2.4.1 Disk/Controller/Storage Device Failure (Sun Cluster 2.2 Cluster Volume Manager Guide)

Sun Cluster 2.2 Cluster Volume Manager Guide

2.4.1 Disk/Controller/Storage Device Failure

Failure of a disk, controller, or other storage device may make one or more devices inaccessible from one or more nodes. If a device was being accessed at the time of failure, that device is detached from the disk group. The data layout of a mirrored device should be such that no single failure can make both and/or all mirrors unavailable.

The first step of recovery is to make the failed device(s) accessible again, which includes:

Replacing failed hardware components (if any)
Executing storage device specific recovery/startup actions (for example using the Recovery Guru on Sun StorEdge A3000 or the luxadm on Sun StorEdge A5000)
Updating the Solaris device tree (drvconfig/boot -r)

For the exact sequence of steps to perform, refer to the storage-specific administration manual.

The volume manager needs to recognize when a device is accessible, Usually, this is achieved by running vxdctl enable, after which CVM can perform the recovery action involving the device. Devices can be reattached using vxreattach, vxdiskadm (option 5), or the vxva GUI. All of these utilities attach the disk using vxdg -k adddisk. Once the disk has been attached, the volumes must be recovered using vxrecover. The exact operations required to recover depend on the kstate (kernel state) and/or the state of dm/volume/plex. For an explanation of the state values, refer to the Sun StorEdge Volume Manager 2.6 System Administrator's Guide. A brief discussion on recovering from various states follows.

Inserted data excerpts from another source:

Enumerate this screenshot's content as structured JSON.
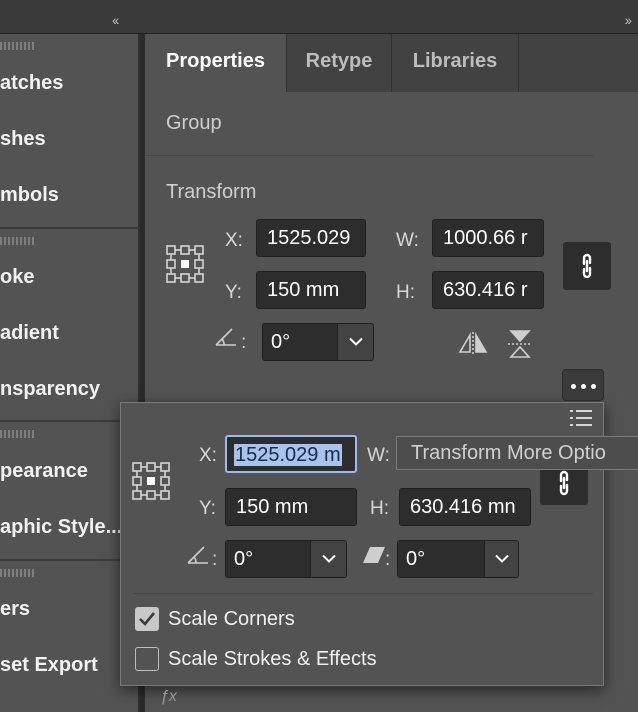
{
  "topbar": {
    "collapse_left": "‹‹",
    "collapse_right": "››"
  },
  "left_panel": {
    "items": [
      "atches",
      "shes",
      "mbols",
      "oke",
      "adient",
      "nsparency",
      "pearance",
      "aphic Style...",
      "ers",
      "set Export"
    ]
  },
  "tabs": [
    "Properties",
    "Retype",
    "Libraries"
  ],
  "properties": {
    "group_label": "Group",
    "transform_label": "Transform",
    "x_label": "X:",
    "x_value": "1525.029",
    "y_label": "Y:",
    "y_value": "150 mm",
    "w_label": "W:",
    "w_value": "1000.66 r",
    "h_label": "H:",
    "h_value": "630.416 r",
    "angle_label": ":",
    "angle_value": "0°"
  },
  "popup": {
    "x_label": "X:",
    "x_value": "1525.029 m",
    "w_label": "W:",
    "y_label": "Y:",
    "y_value": "150 mm",
    "h_label": "H:",
    "h_value": "630.416 mn",
    "rotate_label": ":",
    "rotate_value": "0°",
    "shear_label": ":",
    "shear_value": "0°",
    "scale_corners": {
      "label": "Scale Corners",
      "checked": true
    },
    "scale_strokes": {
      "label": "Scale Strokes & Effects",
      "checked": false
    }
  },
  "tooltip": "Transform More Optio",
  "colors": {
    "panel_bg": "#535353",
    "tab_bar": "#424242",
    "field_bg": "#2d2d2d",
    "selection": "#a7c3ee"
  }
}
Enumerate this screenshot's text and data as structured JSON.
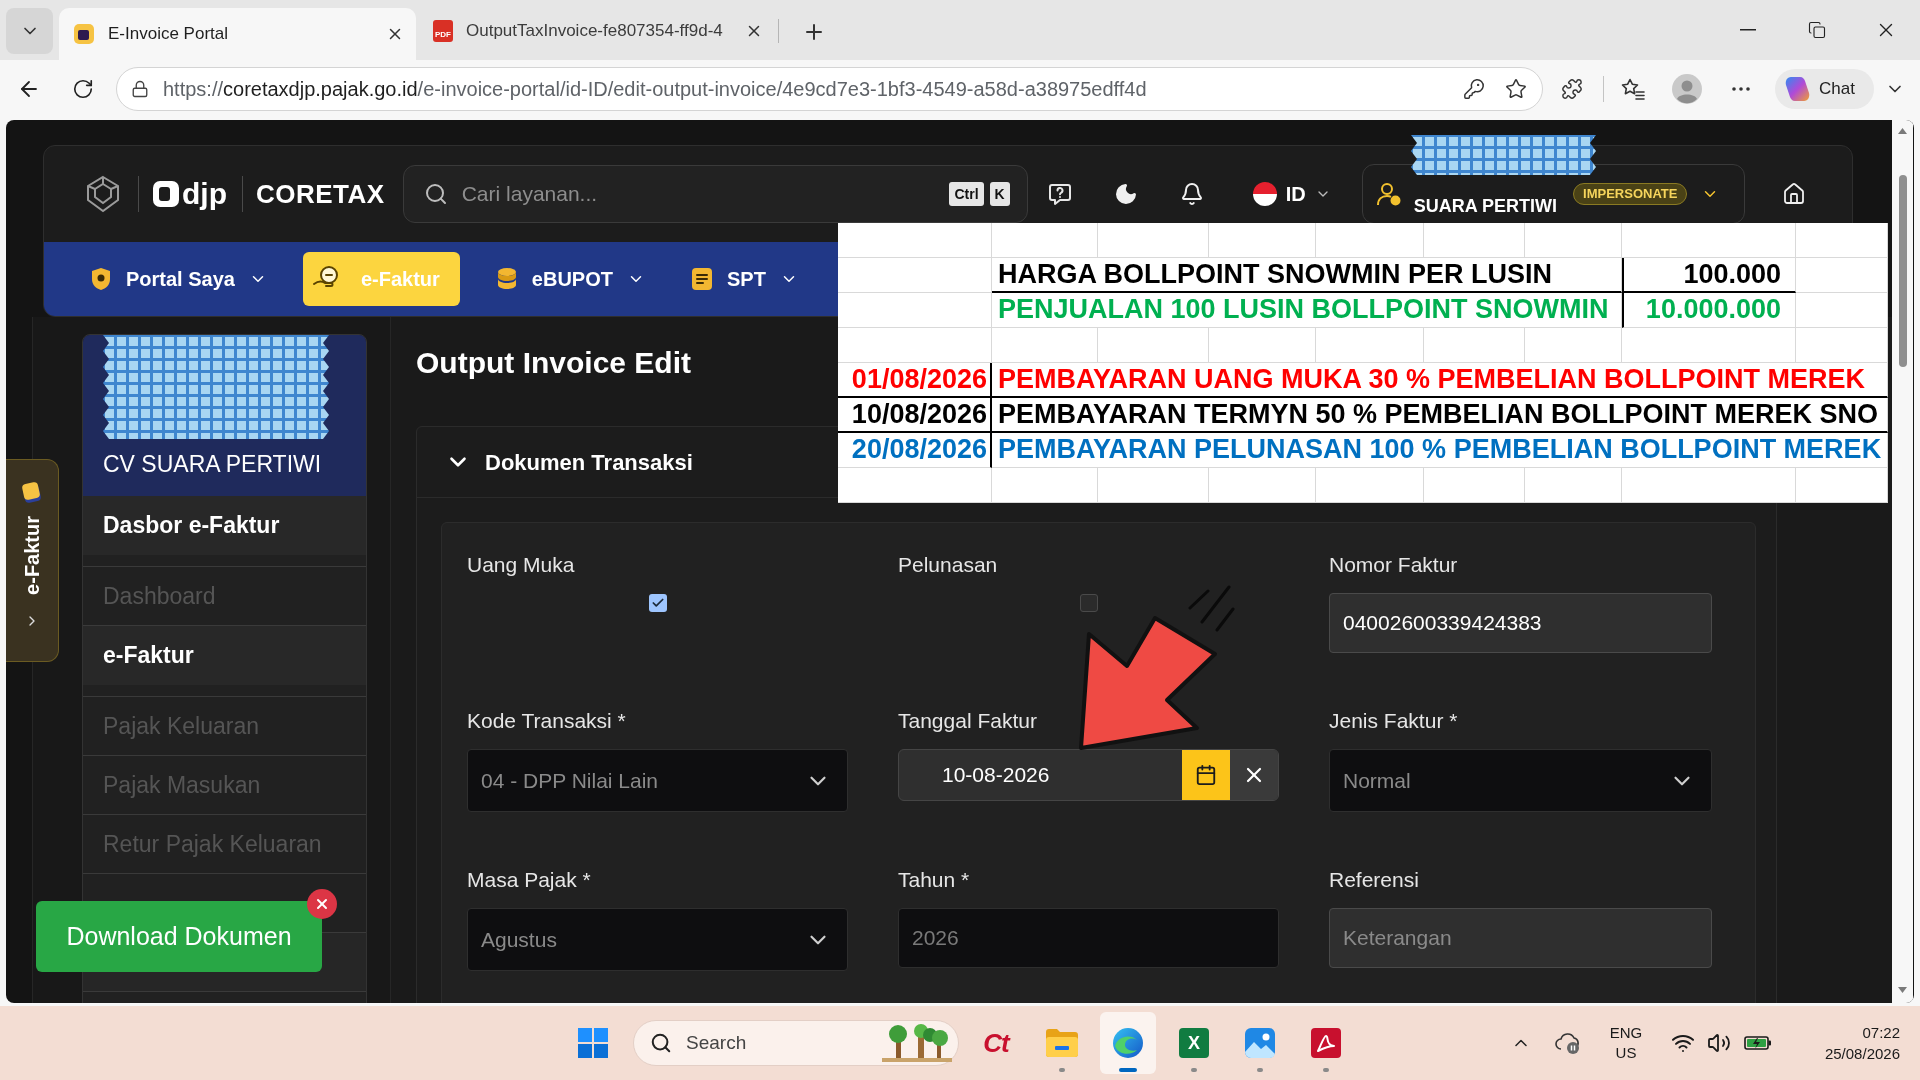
{
  "browser": {
    "tabs": [
      {
        "title": "E-Invoice Portal",
        "kind": "portal",
        "selected": true
      },
      {
        "title": "OutputTaxInvoice-fe807354-ff9d-4",
        "kind": "pdf",
        "badge": "PDF",
        "selected": false
      }
    ],
    "address": {
      "scheme": "https://",
      "host": "coretaxdjp.pajak.go.id",
      "path": "/e-invoice-portal/id-ID/edit-output-invoice/4e9cd7e3-1bf3-4549-a58d-a38975edff4d"
    },
    "chat_label": "Chat"
  },
  "header": {
    "brand": "djp",
    "product": "CORETAX",
    "search": {
      "placeholder": "Cari layanan...",
      "keys": [
        "Ctrl",
        "K"
      ]
    },
    "language": "ID",
    "user": {
      "name": "SUARA PERTIWI",
      "badge": "IMPERSONATE"
    }
  },
  "nav": [
    {
      "label": "Portal Saya",
      "kind": "shield",
      "dropdown": true,
      "selected": false
    },
    {
      "label": "e-Faktur",
      "kind": "coin",
      "dropdown": false,
      "selected": true
    },
    {
      "label": "eBUPOT",
      "kind": "stack",
      "dropdown": true,
      "selected": false
    },
    {
      "label": "SPT",
      "kind": "document",
      "dropdown": true,
      "selected": false
    }
  ],
  "side_tab": {
    "label": "e-Faktur"
  },
  "sidebar": {
    "company": "CV SUARA PERTIWI",
    "items": [
      {
        "label": "Dasbor e-Faktur",
        "kind": "heading"
      },
      {
        "label": "Dashboard",
        "kind": "link"
      },
      {
        "label": "e-Faktur",
        "kind": "heading"
      },
      {
        "label": "Pajak Keluaran",
        "kind": "link"
      },
      {
        "label": "Pajak Masukan",
        "kind": "link"
      },
      {
        "label": "Retur Pajak Keluaran",
        "kind": "link"
      }
    ]
  },
  "page_title": "Output Invoice Edit",
  "section": {
    "title": "Dokumen Transaksi",
    "expanded": true,
    "fields": [
      {
        "kind": "checkbox",
        "label": "Uang Muka",
        "checked": true
      },
      {
        "kind": "checkbox",
        "label": "Pelunasan",
        "checked": false
      },
      {
        "kind": "text",
        "label": "Nomor Faktur",
        "value": "04002600339424383",
        "disabled": false
      },
      {
        "kind": "select",
        "label": "Kode Transaksi *",
        "value": "04 - DPP Nilai Lain",
        "disabled": true
      },
      {
        "kind": "date",
        "label": "Tanggal Faktur",
        "value": "10-08-2026"
      },
      {
        "kind": "select",
        "label": "Jenis Faktur *",
        "value": "Normal",
        "disabled": true
      },
      {
        "kind": "select",
        "label": "Masa Pajak *",
        "value": "Agustus",
        "disabled": true
      },
      {
        "kind": "text",
        "label": "Tahun *",
        "value": "2026",
        "disabled": true
      },
      {
        "kind": "text",
        "label": "Referensi",
        "placeholder": "Keterangan",
        "disabled": false
      }
    ]
  },
  "spreadsheet": {
    "rows": [
      {
        "kind": "blank"
      },
      {
        "kind": "amount",
        "label": "HARGA BOLLPOINT SNOWMIN PER LUSIN",
        "value": "100.000",
        "color": "#000000"
      },
      {
        "kind": "amount",
        "label": "PENJUALAN 100 LUSIN BOLLPOINT SNOWMIN",
        "value": "10.000.000",
        "color": "#00b050"
      },
      {
        "kind": "blank"
      },
      {
        "kind": "dated",
        "date": "01/08/2026",
        "label": "PEMBAYARAN UANG MUKA 30 % PEMBELIAN BOLLPOINT MEREK",
        "color": "#ff0000"
      },
      {
        "kind": "dated",
        "date": "10/08/2026",
        "label": "PEMBAYARAN TERMYN 50 % PEMBELIAN BOLLPOINT MEREK SNO",
        "color": "#000000"
      },
      {
        "kind": "dated",
        "date": "20/08/2026",
        "label": "PEMBAYARAN PELUNASAN 100 % PEMBELIAN BOLLPOINT MEREK",
        "color": "#0070c0"
      },
      {
        "kind": "blank"
      }
    ]
  },
  "toast": {
    "label": "Download Dokumen"
  },
  "taskbar": {
    "search": {
      "placeholder": "Search"
    },
    "apps": [
      {
        "kind": "ct",
        "glyph": "Ct",
        "running": false,
        "selected": false
      },
      {
        "kind": "folder",
        "running": true,
        "selected": false
      },
      {
        "kind": "browser",
        "running": true,
        "selected": true
      },
      {
        "kind": "spreadsheet",
        "glyph": "X",
        "running": true,
        "selected": false
      },
      {
        "kind": "photos",
        "running": true,
        "selected": false
      },
      {
        "kind": "pdf",
        "running": true,
        "selected": false
      }
    ],
    "language": [
      "ENG",
      "US"
    ],
    "time": "07:22",
    "date": "25/08/2026"
  }
}
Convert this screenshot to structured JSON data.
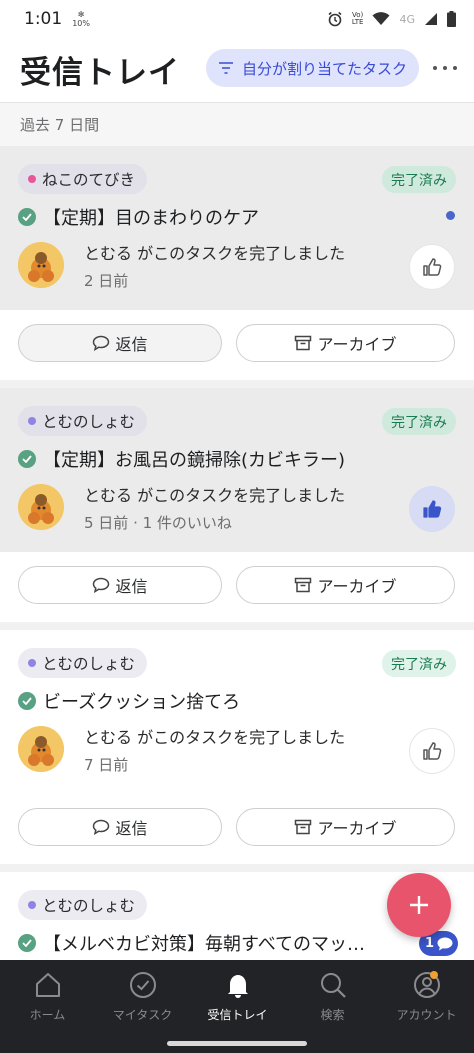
{
  "status_bar": {
    "time": "1:01",
    "net_speed": "10%",
    "volte": "Vo)\nLTE",
    "network": "4G"
  },
  "header": {
    "title": "受信トレイ",
    "filter_label": "自分が割り当てたタスク"
  },
  "section": {
    "label": "過去 7 日間"
  },
  "cards": [
    {
      "project": "ねこのてびき",
      "project_color": "#e8559b",
      "status": "完了済み",
      "task": "【定期】目のまわりのケア",
      "activity": "とむる がこのタスクを完了しました",
      "meta": "2 日前",
      "liked": false,
      "unread": true,
      "reply_label": "返信",
      "archive_label": "アーカイブ"
    },
    {
      "project": "とむのしょむ",
      "project_color": "#8d84e6",
      "status": "完了済み",
      "task": "【定期】お風呂の鏡掃除(カビキラー)",
      "activity": "とむる がこのタスクを完了しました",
      "meta": "5 日前 · 1 件のいいね",
      "liked": true,
      "unread": false,
      "reply_label": "返信",
      "archive_label": "アーカイブ"
    },
    {
      "project": "とむのしょむ",
      "project_color": "#8d84e6",
      "status": "完了済み",
      "task": "ビーズクッション捨てろ",
      "activity": "とむる がこのタスクを完了しました",
      "meta": "7 日前",
      "liked": false,
      "unread": false,
      "reply_label": "返信",
      "archive_label": "アーカイブ"
    },
    {
      "project": "とむのしょむ",
      "project_color": "#8d84e6",
      "task": "【メルベカビ対策】毎朝すべてのマッ…",
      "comment_count": "1"
    }
  ],
  "bottom_nav": {
    "items": [
      {
        "label": "ホーム",
        "icon": "home-icon"
      },
      {
        "label": "マイタスク",
        "icon": "check-circle-icon"
      },
      {
        "label": "受信トレイ",
        "icon": "bell-icon"
      },
      {
        "label": "検索",
        "icon": "search-icon"
      },
      {
        "label": "アカウント",
        "icon": "account-icon"
      }
    ]
  },
  "colors": {
    "accent": "#3a4ad8",
    "fab": "#e8546b",
    "complete_green": "#58a182",
    "nav_bg": "#222326"
  }
}
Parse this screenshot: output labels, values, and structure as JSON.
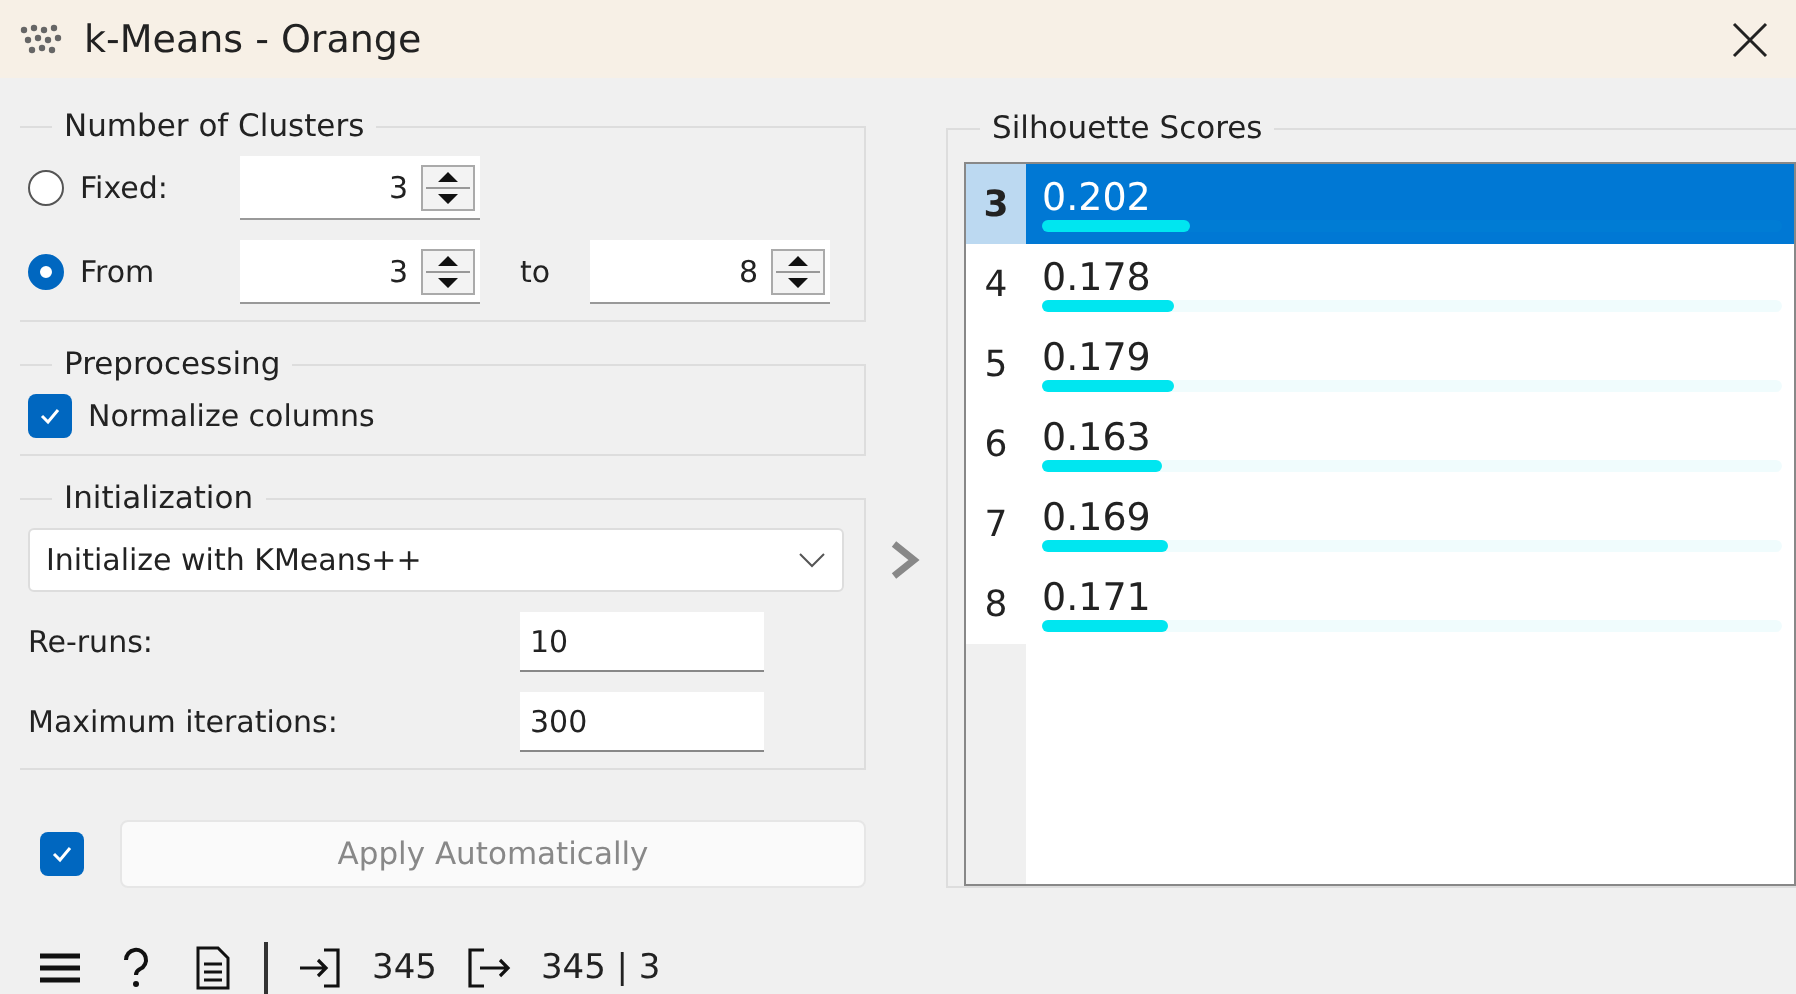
{
  "window": {
    "title": "k-Means - Orange"
  },
  "clusters": {
    "title": "Number of Clusters",
    "options": [
      {
        "label": "Fixed:",
        "selected": false,
        "values": [
          "3"
        ]
      },
      {
        "label": "From",
        "selected": true,
        "values": [
          "3",
          "8"
        ],
        "joiner": "to"
      }
    ]
  },
  "preprocessing": {
    "title": "Preprocessing",
    "checkbox": {
      "label": "Normalize columns",
      "checked": true
    }
  },
  "initialization": {
    "title": "Initialization",
    "method": "Initialize with KMeans++",
    "fields": [
      {
        "label": "Re-runs:",
        "value": "10"
      },
      {
        "label": "Maximum iterations:",
        "value": "300"
      }
    ]
  },
  "apply": {
    "checked": true,
    "label": "Apply Automatically"
  },
  "status_bar": {
    "input_count": "345",
    "output_count": "345 | 3"
  },
  "silhouette": {
    "title": "Silhouette Scores",
    "rows": [
      {
        "k": "3",
        "score": "0.202",
        "level": 0.2,
        "selected": true
      },
      {
        "k": "4",
        "score": "0.178",
        "level": 0.178,
        "selected": false
      },
      {
        "k": "5",
        "score": "0.179",
        "level": 0.179,
        "selected": false
      },
      {
        "k": "6",
        "score": "0.163",
        "level": 0.163,
        "selected": false
      },
      {
        "k": "7",
        "score": "0.169",
        "level": 0.169,
        "selected": false
      },
      {
        "k": "8",
        "score": "0.171",
        "level": 0.171,
        "selected": false
      }
    ]
  }
}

If you notice devices in the NODEVICE state, you must reattach them using vxreattach/vxdiskadm/vxva. vxreattach is convenient to use, as it tries to figure out disk media and device access names. However, if a disk was replaced, you must attach it using vxdg/vxdiskadm/vxva. When using vxva/vxdiskadm you must specify which disk to use for the disk media. Disks that are in the REMOVED state must be attached by using the vxva/vxdisk

Note -
If the replacement disk is not initialized, you must first initialize it.

A volume enters kstate ENABLED when it is started, and becomes DISABLED when it is stopped (or as a result of critical errors that render it unusable). If one or more volumes are not in kstate ENABLED, they can be started by using vxvol/vxrecover/vxva. A volume may not start if no plexes are in CLEAN or ACTIVE state, in which case you can use vxmend to change the state of the selected plex to CLEAN/ACTIVE before the volume can be started.

A volume may enter the NEEDSYNC state if one or more nodes leave the cluster abruptly. In this case vxrecover is started by the cluster framework to perform the necessary synchronization. When a volume is being synchronized, it will be in the SYNC state, and it will move to the ACTIVE state once complete. If a process doing recovery is killed, the volume may not transition from SYNC to the ACTIVE state. In this case, it must be recovered using vxvol -f resync.

Plexes that are associated with a volume but are detached, are DISABLED (kstate). You can recover these plexes using vxrecover, which in turn calls vxplex att. The following procedures should enable you to recover from most common failures.

Rectify the fault condition (hardware and/or software) and make sure the devices are accessible again.

Run vxdctl enable on all nodes of clusters.

Run vxreattach on the master node.

Run vxreattach on the other nodes that have non-shared disk groups.

Verify (by running vxprint) that the devices have been reattached. (Under certain circumstances, vxreattach may not reattach a disk removed and/or replaced disks. These disks must be manually reattached using vxdg/vxdiskadm/vxva.

Run vxrecover -sb on the master node.

Run vxrecover -g <dg> -sb on another node with a non-shared disk group.